If only I could take God out of it and replace it with the ability to do these things for myself. If you too struggle with anxiety, then this probably speaks to you, as well. Control, control, control. That's what it's all about for me and when I can not control my circumstances (which is almost always) then that is when the panic sets in. It's not that I don't believe in God, it's more that I don't care if I believe in God or not. I don't see how what I believe could have an influence on what actually is...if that makes any sense. I wish that I could just believe in God because I have heard that faith in something larger helps when relinquishing control, but doesn't that also seem like a cop out? It also doesn't help that my husband in a devout non-believer, and I am not in a place where I could go to church by myself.

Now onto the plan...

Here are my life goals. Things that I want to be able to do, without hesitation, in a year from now. (I reserve the right to add items to this list at anytime, but I will never remove any goals)

1. Finally get on an airplane and take a belated honeymoon with my husband.
2. Allow myself to get pregnant.
3. Drive on the beltway during rush hour.
4. Take a girls weekend away.
5. Start a new job doing something that I love.

But for now, I know that I have to take it one day at a time.
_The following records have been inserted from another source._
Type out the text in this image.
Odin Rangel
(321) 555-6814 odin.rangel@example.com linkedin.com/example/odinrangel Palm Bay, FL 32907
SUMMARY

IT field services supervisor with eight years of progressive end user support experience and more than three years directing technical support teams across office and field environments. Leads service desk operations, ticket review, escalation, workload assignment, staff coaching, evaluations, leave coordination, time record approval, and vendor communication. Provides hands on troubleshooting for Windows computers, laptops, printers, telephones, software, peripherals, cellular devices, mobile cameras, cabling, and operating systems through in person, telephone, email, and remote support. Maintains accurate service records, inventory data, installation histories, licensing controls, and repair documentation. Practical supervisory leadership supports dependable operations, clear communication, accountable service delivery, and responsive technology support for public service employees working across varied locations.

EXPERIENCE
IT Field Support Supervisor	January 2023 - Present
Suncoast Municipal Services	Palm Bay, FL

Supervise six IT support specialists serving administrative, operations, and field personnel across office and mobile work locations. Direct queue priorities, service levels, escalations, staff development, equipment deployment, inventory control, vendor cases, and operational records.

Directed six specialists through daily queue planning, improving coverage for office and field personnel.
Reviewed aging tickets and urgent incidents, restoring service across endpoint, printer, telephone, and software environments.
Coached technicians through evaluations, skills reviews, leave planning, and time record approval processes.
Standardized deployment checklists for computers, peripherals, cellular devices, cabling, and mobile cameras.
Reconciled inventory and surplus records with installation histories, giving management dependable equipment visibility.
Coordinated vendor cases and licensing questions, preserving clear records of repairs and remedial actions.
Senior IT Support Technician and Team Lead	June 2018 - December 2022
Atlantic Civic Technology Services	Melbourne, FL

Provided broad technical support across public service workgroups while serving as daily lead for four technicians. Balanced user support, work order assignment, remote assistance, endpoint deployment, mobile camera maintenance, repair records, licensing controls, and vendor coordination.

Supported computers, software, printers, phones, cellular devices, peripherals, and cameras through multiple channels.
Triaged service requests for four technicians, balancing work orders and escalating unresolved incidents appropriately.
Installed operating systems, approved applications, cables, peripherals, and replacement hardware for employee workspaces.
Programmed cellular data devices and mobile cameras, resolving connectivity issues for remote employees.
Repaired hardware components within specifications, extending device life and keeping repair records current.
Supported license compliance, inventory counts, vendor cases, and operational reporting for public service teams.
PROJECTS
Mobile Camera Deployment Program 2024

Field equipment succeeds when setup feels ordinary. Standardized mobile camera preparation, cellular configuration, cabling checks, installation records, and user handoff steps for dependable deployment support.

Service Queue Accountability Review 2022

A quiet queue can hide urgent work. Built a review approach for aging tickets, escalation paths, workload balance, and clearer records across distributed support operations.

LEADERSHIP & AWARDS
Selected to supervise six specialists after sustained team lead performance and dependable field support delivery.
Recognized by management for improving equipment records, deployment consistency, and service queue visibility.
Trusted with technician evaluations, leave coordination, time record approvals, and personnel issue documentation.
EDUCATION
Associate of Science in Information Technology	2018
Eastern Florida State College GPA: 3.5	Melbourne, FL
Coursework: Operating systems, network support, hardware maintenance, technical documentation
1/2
Just for today, I will accomplish the following:

1. Call the Anxiety and Stress Disorder Institute of MD at Sheppard Pratt to see if they offer programs for people who can't afford their services. If the answer is no, then I will call the Pro Bono Project and attempt to be paired with a therapist who specializes in treating anxiety disorders.
2. Apply for at least one job.
3. Get out the pattern for Jackie's apron that I am making.
4. Eat three healthy meals and go for a 30 minute walk.
5. Make the bed.

They may seem like small steps, but accomplishing this today would be great. I have a tendency to wallow in my bad feelings and accomplish very little throughout the day, but today is going to be a good day. I got out of bed at 9 am despite not falling asleep until 2 am last night and I have goals for the day.